Sepuluh Jari yang Peduli
Peduli. Kata sederhana yang sangat dalam maknanya. Bahkan lebih dibutuhkan oleh manusia. Siapa yang tidak butuh kepedulian? Siapa yang ingin dicampakkan? Semua wujud pengertianmu, kasih sayangmu, adalah bentuk kepedulianmu. Bukan hanya ditujukan untuk sesama manusia. Kepedulianmu dibutuhkan oleh segala item kehidupan. Dan bukan hanya kehidupanmu, kehidupan bersama lebih memerlukan kepedulian.
Jutaan baris kata yang aku buat selama ini, ataupun segala dedikasiku dalam menulis karya-karya, kutempatkan pada sebuah wadah yang aku sebut dengan wujud kepedulianku. Karena dari sana, aku peduli dengan lingkunganku. Lingkungan yang setiap saat bahkan kapanpun, selalu kutuangkan dalam deretan rapih tombol-tombol keyboard laptopku. Dari sana aku peduli, tentang pribadiku, keseharianku, yang aku catat secara rinci walau aku yakin tidak sempurna. Tentang, kehidupanku, sekolahku, keluargaku, teman, sahabat, musuh dan hal nampak lainnya. Bahkan sebuah frase tentang khayalan yang mereka sebut dengan ‘imaginasi’ tak jarang kutemukan di dalam laptopku.

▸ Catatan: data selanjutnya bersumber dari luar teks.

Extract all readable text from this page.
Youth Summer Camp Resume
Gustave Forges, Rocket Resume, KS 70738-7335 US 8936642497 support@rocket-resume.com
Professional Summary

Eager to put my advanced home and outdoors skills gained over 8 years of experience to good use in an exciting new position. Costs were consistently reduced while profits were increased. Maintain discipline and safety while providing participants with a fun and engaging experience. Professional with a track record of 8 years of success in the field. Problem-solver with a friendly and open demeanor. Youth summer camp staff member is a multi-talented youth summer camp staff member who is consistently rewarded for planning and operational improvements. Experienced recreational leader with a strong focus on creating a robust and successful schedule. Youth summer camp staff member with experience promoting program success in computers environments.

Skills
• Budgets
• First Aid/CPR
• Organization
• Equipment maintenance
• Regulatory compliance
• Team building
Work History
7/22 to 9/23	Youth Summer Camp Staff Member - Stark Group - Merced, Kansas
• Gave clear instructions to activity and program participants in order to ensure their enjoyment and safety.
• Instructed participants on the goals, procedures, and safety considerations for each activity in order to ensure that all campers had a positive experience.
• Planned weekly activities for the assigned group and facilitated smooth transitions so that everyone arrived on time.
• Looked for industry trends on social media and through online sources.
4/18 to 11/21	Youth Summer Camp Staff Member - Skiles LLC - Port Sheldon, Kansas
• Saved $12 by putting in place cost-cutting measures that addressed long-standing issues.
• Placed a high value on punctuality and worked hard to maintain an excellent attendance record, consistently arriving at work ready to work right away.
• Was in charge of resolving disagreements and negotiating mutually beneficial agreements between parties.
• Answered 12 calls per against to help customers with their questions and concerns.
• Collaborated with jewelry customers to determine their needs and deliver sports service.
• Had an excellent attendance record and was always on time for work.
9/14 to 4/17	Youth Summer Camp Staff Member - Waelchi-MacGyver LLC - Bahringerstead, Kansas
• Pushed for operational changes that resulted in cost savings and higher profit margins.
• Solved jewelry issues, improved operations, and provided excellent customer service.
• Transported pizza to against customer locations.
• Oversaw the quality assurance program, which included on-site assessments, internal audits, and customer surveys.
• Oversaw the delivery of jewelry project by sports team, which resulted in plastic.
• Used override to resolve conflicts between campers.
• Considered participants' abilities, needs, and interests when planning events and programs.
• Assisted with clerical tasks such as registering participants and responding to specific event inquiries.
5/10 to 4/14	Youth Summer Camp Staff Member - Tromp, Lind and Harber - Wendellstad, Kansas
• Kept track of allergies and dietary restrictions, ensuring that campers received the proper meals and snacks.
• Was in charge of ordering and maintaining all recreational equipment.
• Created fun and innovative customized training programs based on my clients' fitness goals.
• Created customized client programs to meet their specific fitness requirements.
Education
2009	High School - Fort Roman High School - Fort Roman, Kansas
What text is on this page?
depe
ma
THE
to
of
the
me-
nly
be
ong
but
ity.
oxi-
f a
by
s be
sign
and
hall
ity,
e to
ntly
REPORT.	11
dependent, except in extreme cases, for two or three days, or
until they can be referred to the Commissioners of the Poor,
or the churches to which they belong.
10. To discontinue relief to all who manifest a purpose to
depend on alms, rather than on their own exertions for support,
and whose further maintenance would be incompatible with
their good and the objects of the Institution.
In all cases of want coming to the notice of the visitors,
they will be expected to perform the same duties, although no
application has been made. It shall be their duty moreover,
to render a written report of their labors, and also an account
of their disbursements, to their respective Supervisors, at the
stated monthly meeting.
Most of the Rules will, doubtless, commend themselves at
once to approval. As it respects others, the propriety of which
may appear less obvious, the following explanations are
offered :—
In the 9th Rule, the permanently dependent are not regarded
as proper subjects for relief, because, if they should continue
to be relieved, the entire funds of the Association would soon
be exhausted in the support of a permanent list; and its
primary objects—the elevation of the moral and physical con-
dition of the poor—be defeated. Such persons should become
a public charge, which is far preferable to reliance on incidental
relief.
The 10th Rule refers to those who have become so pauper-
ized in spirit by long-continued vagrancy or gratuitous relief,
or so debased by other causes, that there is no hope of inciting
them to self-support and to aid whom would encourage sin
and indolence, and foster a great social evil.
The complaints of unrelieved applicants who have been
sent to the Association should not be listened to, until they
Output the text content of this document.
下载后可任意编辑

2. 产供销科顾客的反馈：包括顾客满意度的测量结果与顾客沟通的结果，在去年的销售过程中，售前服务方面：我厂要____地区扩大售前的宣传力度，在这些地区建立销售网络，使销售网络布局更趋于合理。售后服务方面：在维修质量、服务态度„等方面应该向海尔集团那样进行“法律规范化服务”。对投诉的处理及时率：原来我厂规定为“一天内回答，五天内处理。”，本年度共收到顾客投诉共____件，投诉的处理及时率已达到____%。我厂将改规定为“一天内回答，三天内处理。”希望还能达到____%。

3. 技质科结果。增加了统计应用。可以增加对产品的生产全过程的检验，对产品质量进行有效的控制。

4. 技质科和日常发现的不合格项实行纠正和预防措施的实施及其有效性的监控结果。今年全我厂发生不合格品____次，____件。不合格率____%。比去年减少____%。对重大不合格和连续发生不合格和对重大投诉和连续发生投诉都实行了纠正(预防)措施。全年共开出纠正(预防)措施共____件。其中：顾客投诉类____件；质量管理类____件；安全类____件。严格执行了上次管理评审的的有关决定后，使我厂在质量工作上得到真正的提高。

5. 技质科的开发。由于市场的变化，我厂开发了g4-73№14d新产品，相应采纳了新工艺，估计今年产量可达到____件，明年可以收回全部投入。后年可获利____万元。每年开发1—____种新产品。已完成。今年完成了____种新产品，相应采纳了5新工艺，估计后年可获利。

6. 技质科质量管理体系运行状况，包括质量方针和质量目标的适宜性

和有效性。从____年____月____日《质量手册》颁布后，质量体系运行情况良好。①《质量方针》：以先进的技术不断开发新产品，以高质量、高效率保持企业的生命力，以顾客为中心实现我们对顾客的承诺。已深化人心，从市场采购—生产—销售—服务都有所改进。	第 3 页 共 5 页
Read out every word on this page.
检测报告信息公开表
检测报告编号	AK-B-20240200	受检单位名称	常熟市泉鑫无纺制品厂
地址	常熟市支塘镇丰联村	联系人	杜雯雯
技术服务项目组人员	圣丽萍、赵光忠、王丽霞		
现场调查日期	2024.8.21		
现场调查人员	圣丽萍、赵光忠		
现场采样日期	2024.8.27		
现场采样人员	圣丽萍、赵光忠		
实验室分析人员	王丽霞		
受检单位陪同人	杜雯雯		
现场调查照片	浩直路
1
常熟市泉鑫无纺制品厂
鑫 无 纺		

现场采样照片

Aku ingat, saat aku peduli dengan keluargaku, ayahku. Aku menulis sebuah surat yang belum pasti dapat aku sampaikan kepada ayahku sendiri. walau ayahku pasti akan membacanya. Aku menulisnya, dan seakan berkata di hadapan ayahku. Baru aku sampai pada paragraf ketiga, saat airmataku bercucuran dan menyebabkanku kesulitan bernafas. Aku tak tidak tahu persis, apa faktornya. Mengapa bisa aku menangis sedemikian hingga. Aku hanya memandang laptopku, menarikan jemariku di atas keyboardnya, dan semua mengalir dengan sendirinya. Tanpa terfikirkan sedikitpun apa yang akan aku tulis di baris kata berikutnya. Tapi, air mata itu terus saja mengalir bahkan melebihi kecepatan jariku menekan tombol keyboard. Seperti rekaman film. Ya, seperti itulah yang ada di kepalaku saat itu. semuanya seperti ada slide show tentang kenanganku bersama ayah selama 16 tahunku ini, dan aku seperti hanya mengcopinya ke dalam monitor laptop. Ini, yang aku sebut peduli.
Tulisanku itu sudah tercetak dalam beberapa halaman buku yang sudah diterbitkan. Dan aku memesannya tanpa sepengetahuan orang-tuaku. Aku menghadiahkannya saat anniversary mama-papa yang ke 17 tahun. Aku peduli.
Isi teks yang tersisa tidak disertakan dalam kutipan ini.